À Malepère, au sud-est de la ville, le défi est d'une autre ampleur. Ce secteur de 113 hectares doit accueillir 6 500 logements à terme, selon un phasage qui s'étend jusqu'à la fin des années 2030. Ici, l'eau est le fil conducteur du projet paysager : les parcs servent de zones d'expansion de crue naturelles et les parkings sont réalisés en pavés drainants, supprimant les réseaux d'eaux pluviales sur des milliers de mètres carrés.

Le cas de la maison individuelle

Pour tout nouveau projet de construction, la gestion des eaux pluviales est devenue une pièce maîtresse du dossier de permis de construire. Toulouse Métropole encourage, et parfois impose, la déconnexion des gouttières du réseau public. L'objectif est que chaque jardin toulousain devienne une mini-éponge. Cela passe par des cuves de récupération pour l'arrosage, mais surtout par des puits perdus ou des tranchées drainantes. Pour l'habitat individuel, la notice technique prévoit un volume de rétention de 5 litres par m² de parcelle en cas de rejet, avec un maximum de 7,5 m³.
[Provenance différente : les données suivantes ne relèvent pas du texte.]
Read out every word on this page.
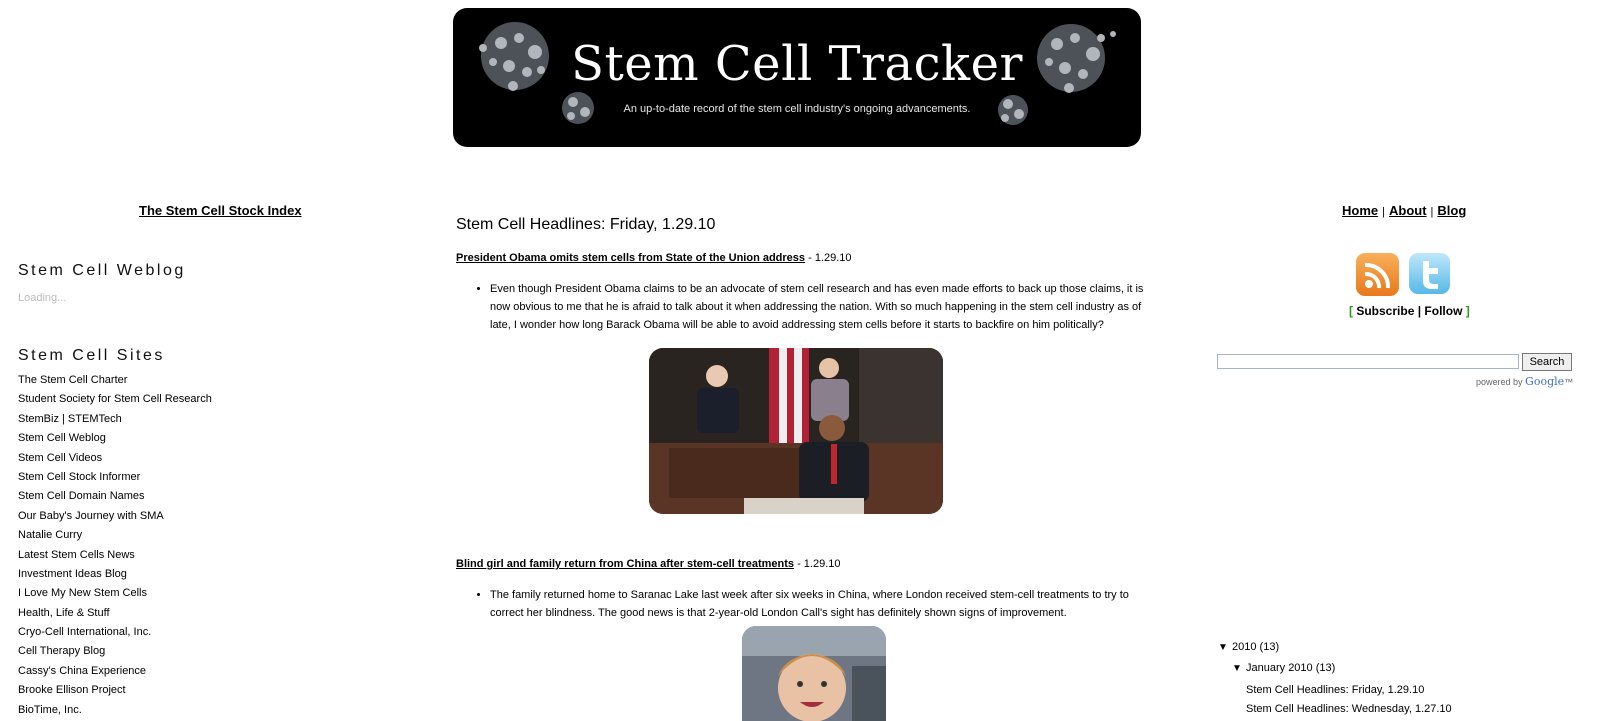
Stem Cell Tracker
An up-to-date record of the stem cell industry's ongoing advancements.
The Stem Cell Stock Index
Stem Cell Weblog
Loading...
Stem Cell Sites
The Stem Cell Charter
Student Society for Stem Cell Research
StemBiz | STEMTech
Stem Cell Weblog
Stem Cell Videos
Stem Cell Stock Informer
Stem Cell Domain Names
Our Baby's Journey with SMA
Natalie Curry
Latest Stem Cells News
Investment Ideas Blog
I Love My New Stem Cells
Health, Life & Stuff
Cryo-Cell International, Inc.
Cell Therapy Blog
Cassy's China Experience
Brooke Ellison Project
BioTime, Inc.
Stem Cell Headlines: Friday, 1.29.10
President Obama omits stem cells from State of the Union address - 1.29.10
• Even though President Obama claims to be an advocate of stem cell research and has even made efforts to back up those claims, it is now obvious to me that he is afraid to talk about it when addressing the nation. With so much happening in the stem cell industry as of late, I wonder how long Barack Obama will be able to avoid addressing stem cells before it starts to backfire on him politically?
Blind girl and family return from China after stem-cell treatments - 1.29.10
• The family returned home to Saranac Lake last week after six weeks in China, where London received stem-cell treatments to try to correct her blindness. The good news is that 2-year-old London Call's sight has definitely shown signs of improvement.
Home | About | Blog
[ Subscribe | Follow ]
Search
powered by Google™
▼ 2010 (13)
▼ January 2010 (13)
Stem Cell Headlines: Friday, 1.29.10
Stem Cell Headlines: Wednesday, 1.27.10
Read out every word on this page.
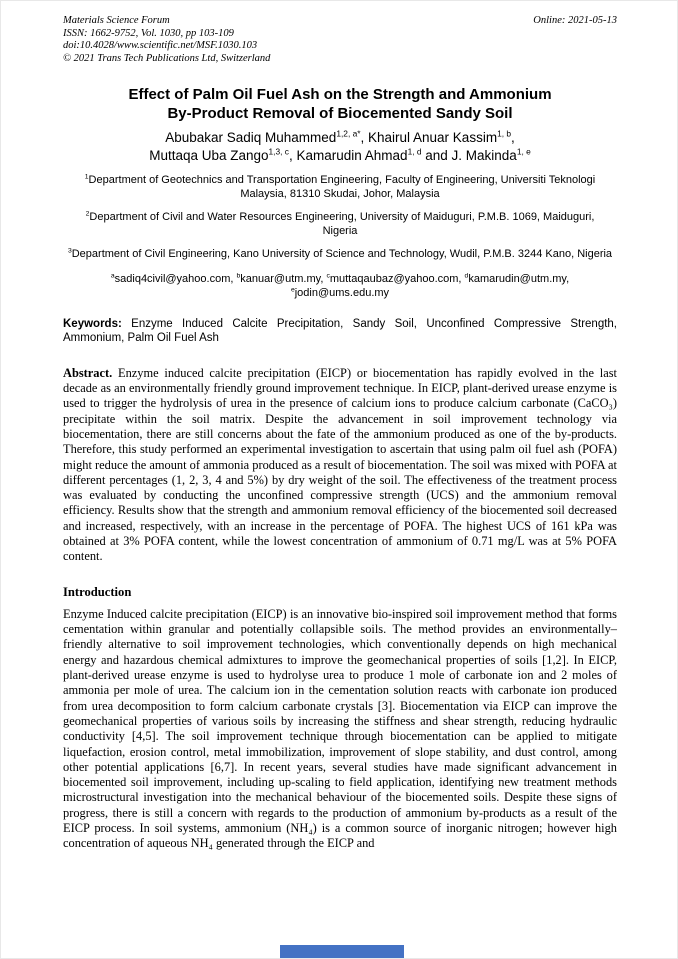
Materials Science Forum
ISSN: 1662-9752, Vol. 1030, pp 103-109
doi:10.4028/www.scientific.net/MSF.1030.103
© 2021 Trans Tech Publications Ltd, Switzerland
Online: 2021-05-13
Effect of Palm Oil Fuel Ash on the Strength and Ammonium
By-Product Removal of Biocemented Sandy Soil
Abubakar Sadiq Muhammed$^{1,2, a*}$, Khairul Anuar Kassim$^{1, b}$,
Muttaqa Uba Zango$^{1,3, c}$, Kamarudin Ahmad$^{1, d}$ and J. Makinda$^{1, e}$

$^1$Department of Geotechnics and Transportation Engineering, Faculty of Engineering, Universiti Teknologi Malaysia, 81310 Skudai, Johor, Malaysia

$^2$Department of Civil and Water Resources Engineering, University of Maiduguri, P.M.B. 1069, Maiduguri, Nigeria

$^3$Department of Civil Engineering, Kano University of Science and Technology, Wudil, P.M.B. 3244 Kano, Nigeria

$^a$sadiq4civil@yahoo.com, $^b$kanuar@utm.my, $^c$muttaqaubaz@yahoo.com, $^d$kamarudin@utm.my, $^e$jodin@ums.edu.my

Keywords: Enzyme Induced Calcite Precipitation, Sandy Soil, Unconfined Compressive Strength, Ammonium, Palm Oil Fuel Ash

Abstract. Enzyme induced calcite precipitation (EICP) or biocementation has rapidly evolved in the last decade as an environmentally friendly ground improvement technique. In EICP, plant-derived urease enzyme is used to trigger the hydrolysis of urea in the presence of calcium ions to produce calcium carbonate (CaCO₃) precipitate within the soil matrix. Despite the advancement in soil improvement technology via biocementation, there are still concerns about the fate of the ammonium produced as one of the by-products. Therefore, this study performed an experimental investigation to ascertain that using palm oil fuel ash (POFA) might reduce the amount of ammonia produced as a result of biocementation. The soil was mixed with POFA at different percentages (1, 2, 3, 4 and 5%) by dry weight of the soil. The effectiveness of the treatment process was evaluated by conducting the unconfined compressive strength (UCS) and the ammonium removal efficiency. Results show that the strength and ammonium removal efficiency of the biocemented soil decreased and increased, respectively, with an increase in the percentage of POFA. The highest UCS of 161 kPa was obtained at 3% POFA content, while the lowest concentration of ammonium of 0.71 mg/L was at 5% POFA content.

Introduction

Enzyme Induced calcite precipitation (EICP) is an innovative bio-inspired soil improvement method that forms cementation within granular and potentially collapsible soils. The method provides an environmentally–friendly alternative to soil improvement technologies, which conventionally depends on high mechanical energy and hazardous chemical admixtures to improve the geomechanical properties of soils [1,2]. In EICP, plant-derived urease enzyme is used to hydrolyse urea to produce 1 mole of carbonate ion and 2 moles of ammonia per mole of urea. The calcium ion in the cementation solution reacts with carbonate ion produced from urea decomposition to form calcium carbonate crystals [3]. Biocementation via EICP can improve the geomechanical properties of various soils by increasing the stiffness and shear strength, reducing hydraulic conductivity [4,5]. The soil improvement technique through biocementation can be applied to mitigate liquefaction, erosion control, metal immobilization, improvement of slope stability, and dust control, among other potential applications [6,7]. In recent years, several studies have made significant advancement in biocemented soil improvement, including up-scaling to field application, identifying new treatment methods microstructural investigation into the mechanical behaviour of the biocemented soils. Despite these signs of progress, there is still a concern with regards to the production of ammonium by-products as a result of the EICP process. In soil systems, ammonium (NH₄) is a common source of inorganic nitrogen; however high concentration of aqueous NH₄ generated through the EICP and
Vers une valeur « résilience » pour les programmes immobiliers neufs ?

Pour ceux qui envisagent un achat dans le neuf à Toulouse, ces contraintes posent la question du coût. Mais plusieurs études nationales (GRAIE, Cerema) montrent que la gestion intégrée des eaux pluviales est souvent moins coûteuse en coût global que les réseaux enterrés classiques. Surtout, les avantages de l'immobilier neuf incluent désormais la résilience climatique : meilleure protection contre les inondations de sous-sols et, selon les études du Cerema et de l'ADEME, réduction de la température locale de 2 à 3 degrés lors des canicules grâce à l'évapotranspiration des sols en pleine terre. En 2026, l'investisseur ne regarde plus seulement le DPE, il regarde aussi le « coefficient de biotope » de son futur bien.

La « Ville Éponge » toulousaine est en marche. Elle se dessine dans les jardins de pluie de la Cartoucherie, dans les parkings perméables de Blagnac et dans les exigences de pleine terre imposées à chaque nouveau projet. Si la transition est exigeante techniquement et économiquement, elle est la seule voie pour maintenir l'attractivité de la quatrième ville de France face au changement climatique.